Sunday, August 31, 2008

Frozen River ***

2008 - Seen in Theater
Written and directed by Courtney Hunt
With Melissa Leo, Misty Upham, Charlei McDermott, Michael O'Keefe and Mark Boone Jr.

The working poor - When your American dream is simply to own a larger double wide trailer home to replace your smaller beat-up trailer home. This dream is the driving force of the narrative. This film is about a single working poor mother and her desperate attempts to scratch out a living. She resorts to some questionable moral activities to make that living. She recruits the help of a young Native American woman with a sordid past and experience to smuggle illegal immigrants into the country. To do this smuggling, they must drive across the frozen St Lawrence River, with the danger of falling through the ice always imminent.

One interesting aspect of the film is the people who they are smuggling across. Ray, the lead character of the film, discovers that the people who she is smuggling are indebted to the smugglers, who appear to be Russain mafia, who pay for their passage. It's not clear what will happen, but it certainly can be assumed that they will be serving their debts in some way Ray and her companion don't want to consider. One group is a group of young Asian women, who will certainly be used as sex slaves.
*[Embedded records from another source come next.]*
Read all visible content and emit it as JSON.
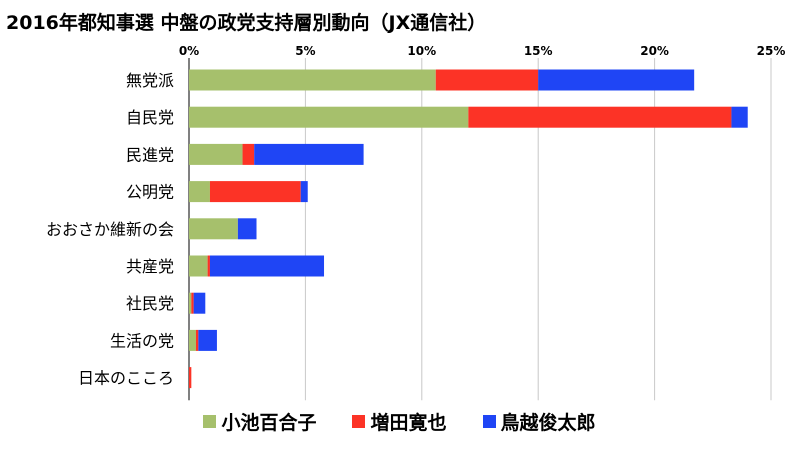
{
  "chart_data": {
    "type": "bar",
    "orientation": "horizontal",
    "stacked": true,
    "title": "2016年都知事選 中盤の政党支持層別動向（JX通信社）",
    "categories": [
      "無党派",
      "自民党",
      "民進党",
      "公明党",
      "おおさか維新の会",
      "共産党",
      "社民党",
      "生活の党",
      "日本のこころ"
    ],
    "series": [
      {
        "name": "小池百合子",
        "color": "#a6c06c",
        "values": [
          10.6,
          12.0,
          2.3,
          0.9,
          2.1,
          0.8,
          0.1,
          0.3,
          0.0
        ]
      },
      {
        "name": "増田寛也",
        "color": "#fc3326",
        "values": [
          4.4,
          11.3,
          0.5,
          3.9,
          0.0,
          0.1,
          0.1,
          0.1,
          0.1
        ]
      },
      {
        "name": "鳥越俊太郎",
        "color": "#1f45f5",
        "values": [
          6.7,
          0.7,
          4.7,
          0.3,
          0.8,
          4.9,
          0.5,
          0.8,
          0.0
        ]
      }
    ],
    "xlim": [
      0,
      25
    ],
    "xticks": [
      0,
      5,
      10,
      15,
      20,
      25
    ],
    "xtick_labels": [
      "0%",
      "5%",
      "10%",
      "15%",
      "20%",
      "25%"
    ],
    "xaxis_position": "top",
    "grid": "vertical",
    "legend_position": "bottom"
  }
}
But Ray and her partner are only concerned with their own small part in all this and generally don't worry about what will happen, though you can see by their expressions that it feels a little unsavory to them.

Ray is a woman who the audience roots for, but as described above, her moral compass is not always set on the straight and narrow. Her prejudice shows when she tries to smuggle across a Pakistan couple and she throws their bag out thinking that it is a terrorist bomb. It ends up being the couple's baby. She is a protagonist who is human.

The movie is bleak, but I find a glimmer of hope. While Ray does go to jail, other characters are taught a lesson and with the money she earns she gets her trailer. She has forged some friendships and has constructed a small family of outcasts which will provide for a slightly rosier future.